Aaron Walsh is the worst kind of government-backed opponent for superheroes: an honest man, a fearless patriot, and a savvy politician who just happens to be stubborn, misguided, and wrong. He can’t be bribed (though offers to do so will make the papers through his friends at the Freedom City Herald) or intimidated (same same). He lives in a bungalow in the Southside that has one of the most expensive security apparatuses on a civilian structure in the city, but is otherwise completely honest. It’s tough to brand a man so popular as a hero-hater, especially since he famously weeps every year at the Centurion’s memorial service.

If publicly taunted or called out, his rhetoric will get sharper: what are the Terminus brats hiding that their lackeys have to try and make him look bad? If actually attacked, he’ll resist to the best of his ability, and do everything in his considerable power to bring his attackers to justice. Legislation requiring genetic testing at birth for Terminus powers will be introduced in Congress some weeks later. If he's attacked again, it will get worse, oh yes. He doesn't want to 'tear superheroes down to his level' the way his old nemesis Franklin Moore did; he's not jealous of them in some easily-exploitable way. He thinks they need to be watched, for the good of all of us.

There’s essentially no dirt on the man (indeed, given his famous reputation for stubborn integrity and powerful media ties in Freedom City, even faking some will be nearly impossible), and he has few weaknesses to exploit. He has no ambitions, no big dreams, except protecting his family and keeping the people of Freedom City safe.
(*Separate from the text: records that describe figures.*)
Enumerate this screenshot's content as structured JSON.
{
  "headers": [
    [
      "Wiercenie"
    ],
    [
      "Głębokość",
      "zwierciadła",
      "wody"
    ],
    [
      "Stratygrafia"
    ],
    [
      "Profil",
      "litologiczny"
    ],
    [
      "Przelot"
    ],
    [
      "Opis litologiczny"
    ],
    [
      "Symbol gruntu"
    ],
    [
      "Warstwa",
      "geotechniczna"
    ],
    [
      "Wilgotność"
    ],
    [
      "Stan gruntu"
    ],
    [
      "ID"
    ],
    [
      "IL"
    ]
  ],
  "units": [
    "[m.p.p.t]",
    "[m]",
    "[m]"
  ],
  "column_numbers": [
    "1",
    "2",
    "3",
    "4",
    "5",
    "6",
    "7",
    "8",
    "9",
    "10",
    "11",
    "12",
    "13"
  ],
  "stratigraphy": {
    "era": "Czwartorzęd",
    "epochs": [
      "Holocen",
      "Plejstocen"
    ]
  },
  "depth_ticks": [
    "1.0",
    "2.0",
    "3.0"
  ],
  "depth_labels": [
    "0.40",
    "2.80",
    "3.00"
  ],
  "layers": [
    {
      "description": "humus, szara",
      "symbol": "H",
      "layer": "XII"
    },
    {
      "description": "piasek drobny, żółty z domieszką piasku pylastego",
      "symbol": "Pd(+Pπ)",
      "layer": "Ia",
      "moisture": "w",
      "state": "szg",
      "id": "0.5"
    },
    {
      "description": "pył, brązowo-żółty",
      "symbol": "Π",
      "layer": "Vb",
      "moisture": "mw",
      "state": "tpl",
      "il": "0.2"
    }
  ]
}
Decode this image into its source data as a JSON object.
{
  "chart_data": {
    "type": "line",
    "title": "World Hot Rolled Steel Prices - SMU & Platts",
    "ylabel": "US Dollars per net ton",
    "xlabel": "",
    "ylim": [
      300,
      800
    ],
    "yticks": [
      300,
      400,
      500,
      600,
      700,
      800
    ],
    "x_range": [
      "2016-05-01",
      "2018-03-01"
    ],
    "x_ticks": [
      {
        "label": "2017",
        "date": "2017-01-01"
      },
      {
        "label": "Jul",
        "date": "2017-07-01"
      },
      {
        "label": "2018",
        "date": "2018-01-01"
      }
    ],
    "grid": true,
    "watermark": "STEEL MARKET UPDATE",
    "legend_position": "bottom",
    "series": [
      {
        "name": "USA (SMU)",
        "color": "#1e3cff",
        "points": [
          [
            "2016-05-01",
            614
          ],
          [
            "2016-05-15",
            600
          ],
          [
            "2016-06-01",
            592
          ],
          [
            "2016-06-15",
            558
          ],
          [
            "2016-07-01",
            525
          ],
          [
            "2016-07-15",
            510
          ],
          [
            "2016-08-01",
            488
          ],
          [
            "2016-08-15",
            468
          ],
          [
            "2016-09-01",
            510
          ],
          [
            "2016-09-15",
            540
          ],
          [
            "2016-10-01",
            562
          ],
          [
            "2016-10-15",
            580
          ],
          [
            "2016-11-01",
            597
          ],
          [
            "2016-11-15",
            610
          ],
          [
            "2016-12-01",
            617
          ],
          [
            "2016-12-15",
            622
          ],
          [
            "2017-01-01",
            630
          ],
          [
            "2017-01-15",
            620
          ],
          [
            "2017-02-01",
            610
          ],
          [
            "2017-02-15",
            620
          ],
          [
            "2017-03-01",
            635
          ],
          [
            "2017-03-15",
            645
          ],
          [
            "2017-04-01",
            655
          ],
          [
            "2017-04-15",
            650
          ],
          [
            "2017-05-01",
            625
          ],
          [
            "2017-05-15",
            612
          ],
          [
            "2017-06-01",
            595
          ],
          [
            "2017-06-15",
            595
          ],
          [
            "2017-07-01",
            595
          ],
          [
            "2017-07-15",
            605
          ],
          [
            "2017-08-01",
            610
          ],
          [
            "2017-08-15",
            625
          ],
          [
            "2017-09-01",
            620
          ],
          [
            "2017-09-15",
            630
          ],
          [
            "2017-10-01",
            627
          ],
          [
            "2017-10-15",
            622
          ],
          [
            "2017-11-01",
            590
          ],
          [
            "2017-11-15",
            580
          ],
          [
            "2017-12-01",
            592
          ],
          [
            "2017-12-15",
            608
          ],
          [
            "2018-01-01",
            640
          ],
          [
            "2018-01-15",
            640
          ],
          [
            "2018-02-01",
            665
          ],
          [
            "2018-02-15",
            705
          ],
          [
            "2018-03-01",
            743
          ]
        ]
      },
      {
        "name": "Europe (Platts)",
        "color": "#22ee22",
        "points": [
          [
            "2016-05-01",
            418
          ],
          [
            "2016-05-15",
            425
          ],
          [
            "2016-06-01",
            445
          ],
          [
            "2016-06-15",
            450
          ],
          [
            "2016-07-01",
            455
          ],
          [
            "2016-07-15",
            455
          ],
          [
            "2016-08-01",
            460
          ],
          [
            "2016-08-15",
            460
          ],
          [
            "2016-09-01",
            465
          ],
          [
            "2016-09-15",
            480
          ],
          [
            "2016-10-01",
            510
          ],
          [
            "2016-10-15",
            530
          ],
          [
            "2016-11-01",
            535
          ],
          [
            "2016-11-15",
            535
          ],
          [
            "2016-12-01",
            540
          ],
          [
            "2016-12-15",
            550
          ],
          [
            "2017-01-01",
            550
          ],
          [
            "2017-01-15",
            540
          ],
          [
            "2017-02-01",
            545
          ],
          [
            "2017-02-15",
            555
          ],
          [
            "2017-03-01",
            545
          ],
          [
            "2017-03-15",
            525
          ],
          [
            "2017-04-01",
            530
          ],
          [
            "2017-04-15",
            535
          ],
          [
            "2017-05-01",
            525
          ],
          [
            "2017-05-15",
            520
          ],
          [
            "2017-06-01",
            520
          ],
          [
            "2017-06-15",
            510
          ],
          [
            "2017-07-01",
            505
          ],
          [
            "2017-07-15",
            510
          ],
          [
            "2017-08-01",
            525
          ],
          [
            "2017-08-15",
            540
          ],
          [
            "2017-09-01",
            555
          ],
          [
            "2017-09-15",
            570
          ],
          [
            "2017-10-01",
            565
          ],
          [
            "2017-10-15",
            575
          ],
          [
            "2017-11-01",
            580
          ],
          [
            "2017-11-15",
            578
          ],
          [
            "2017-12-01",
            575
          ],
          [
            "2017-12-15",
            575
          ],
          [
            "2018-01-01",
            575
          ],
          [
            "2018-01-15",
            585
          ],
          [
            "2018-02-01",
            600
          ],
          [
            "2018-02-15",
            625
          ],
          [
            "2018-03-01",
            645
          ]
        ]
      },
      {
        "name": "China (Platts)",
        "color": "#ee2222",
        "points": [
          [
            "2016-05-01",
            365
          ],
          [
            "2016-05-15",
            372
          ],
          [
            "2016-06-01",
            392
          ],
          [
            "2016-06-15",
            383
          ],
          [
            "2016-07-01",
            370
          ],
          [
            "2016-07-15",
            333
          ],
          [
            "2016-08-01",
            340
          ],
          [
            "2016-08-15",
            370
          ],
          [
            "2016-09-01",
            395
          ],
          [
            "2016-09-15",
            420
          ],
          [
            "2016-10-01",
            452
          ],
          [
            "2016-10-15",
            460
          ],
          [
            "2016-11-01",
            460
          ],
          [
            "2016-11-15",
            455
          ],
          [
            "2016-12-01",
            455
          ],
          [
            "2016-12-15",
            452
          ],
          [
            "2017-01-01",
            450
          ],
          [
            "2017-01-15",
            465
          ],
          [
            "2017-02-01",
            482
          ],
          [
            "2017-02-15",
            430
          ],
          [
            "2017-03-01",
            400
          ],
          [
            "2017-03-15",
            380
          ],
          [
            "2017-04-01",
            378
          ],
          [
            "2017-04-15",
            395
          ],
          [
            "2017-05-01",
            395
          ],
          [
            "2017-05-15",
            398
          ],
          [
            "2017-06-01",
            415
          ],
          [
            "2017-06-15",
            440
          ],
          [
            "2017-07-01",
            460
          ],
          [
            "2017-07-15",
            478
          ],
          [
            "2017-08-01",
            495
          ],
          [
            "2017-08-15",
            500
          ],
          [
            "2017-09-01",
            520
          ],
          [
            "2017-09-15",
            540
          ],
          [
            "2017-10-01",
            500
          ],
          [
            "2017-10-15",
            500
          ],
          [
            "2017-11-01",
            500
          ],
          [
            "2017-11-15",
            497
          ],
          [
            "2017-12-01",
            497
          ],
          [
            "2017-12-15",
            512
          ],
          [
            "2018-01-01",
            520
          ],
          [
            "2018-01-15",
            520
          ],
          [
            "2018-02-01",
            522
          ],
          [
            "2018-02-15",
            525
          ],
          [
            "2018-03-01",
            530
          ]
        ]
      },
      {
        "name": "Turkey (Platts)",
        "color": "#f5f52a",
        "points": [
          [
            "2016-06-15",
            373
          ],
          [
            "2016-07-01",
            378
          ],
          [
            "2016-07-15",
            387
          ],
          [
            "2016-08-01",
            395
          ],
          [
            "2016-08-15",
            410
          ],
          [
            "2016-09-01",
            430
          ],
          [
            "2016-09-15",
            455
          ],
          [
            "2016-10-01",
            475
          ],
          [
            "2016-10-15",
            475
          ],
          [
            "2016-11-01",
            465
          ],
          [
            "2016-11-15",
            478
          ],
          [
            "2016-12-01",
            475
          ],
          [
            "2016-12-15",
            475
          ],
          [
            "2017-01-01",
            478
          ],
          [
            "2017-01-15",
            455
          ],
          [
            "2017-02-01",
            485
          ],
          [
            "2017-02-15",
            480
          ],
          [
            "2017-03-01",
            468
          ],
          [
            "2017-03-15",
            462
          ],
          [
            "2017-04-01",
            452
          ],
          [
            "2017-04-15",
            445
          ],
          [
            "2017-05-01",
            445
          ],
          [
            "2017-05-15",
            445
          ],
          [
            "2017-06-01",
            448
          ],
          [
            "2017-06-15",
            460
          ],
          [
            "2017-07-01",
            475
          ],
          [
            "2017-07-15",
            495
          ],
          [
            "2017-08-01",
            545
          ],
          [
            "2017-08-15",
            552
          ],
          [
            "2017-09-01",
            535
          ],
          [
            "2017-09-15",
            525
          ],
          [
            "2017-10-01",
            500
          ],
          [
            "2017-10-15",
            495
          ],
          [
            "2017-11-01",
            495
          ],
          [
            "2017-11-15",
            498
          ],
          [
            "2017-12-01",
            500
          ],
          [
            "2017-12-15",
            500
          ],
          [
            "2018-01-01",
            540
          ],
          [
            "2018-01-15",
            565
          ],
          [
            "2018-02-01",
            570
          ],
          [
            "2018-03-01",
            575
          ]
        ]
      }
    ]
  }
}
Nearly every cop on the beat loves the guy who got them their over-sized pensions, and who personally funds most of the local charities for the families of slain and wounded officers. He runs a mile every morning and lifts weights every night, and is still a crack shot with the Police Special .38 he's carried since the late 1980s. He's in fantastic shape, and could easily live another fifty years if he doesn't get capped or blasted first.

He’ll be highly uncomfortable with the idea of private meetings with Terminus brats: after all, if they’ve brainwashed so many superheroes, how could one civilian be any better-protected? He’ll generally disregard anything they have to say on general principle. Aaron does, however, have one weakness that savvy, investigative heroes can find:

He has one son with his wife Chloe (the sister of Herald publisher Lana Loeb, and the source of the Walsh family money), David, who’s sixteen as of this writing. Dave is a spoiled, though amiable young man who plays football at his local prep school, calls people brah when he’s been drinking, and has no ambitions greater than to maybe follow his father into the law and politics. Dave has carefully not told his father about the telekinetic abilities he began manifesting last year, particularly since the visible manifestation of such matches that of the Golden Guardian, the menacing henchman and stooge of Shadivan Steelgrave who nearly tore the Loeb family estate down in 1993.

If Aaron finds out that his son is a Terminus brat, he will embrace the boy, burst into tears, and abandon his anti-Terminus crusade the next day. He’s a stubborn man, a difficult man, and a dangerous opponent, but he loves his family more than anything. Even his own pride.

Yes, he still wears those 80s glasses in the picture. They were a gift from his wife, who thinks he looks adorable in them. The immunity to Mind Control comes from a CIA contact who supplied him with certain drugs as a way of making sure THEY didn't tap into his mind, and the Interaction skill half-immunity he earned: he's just that good.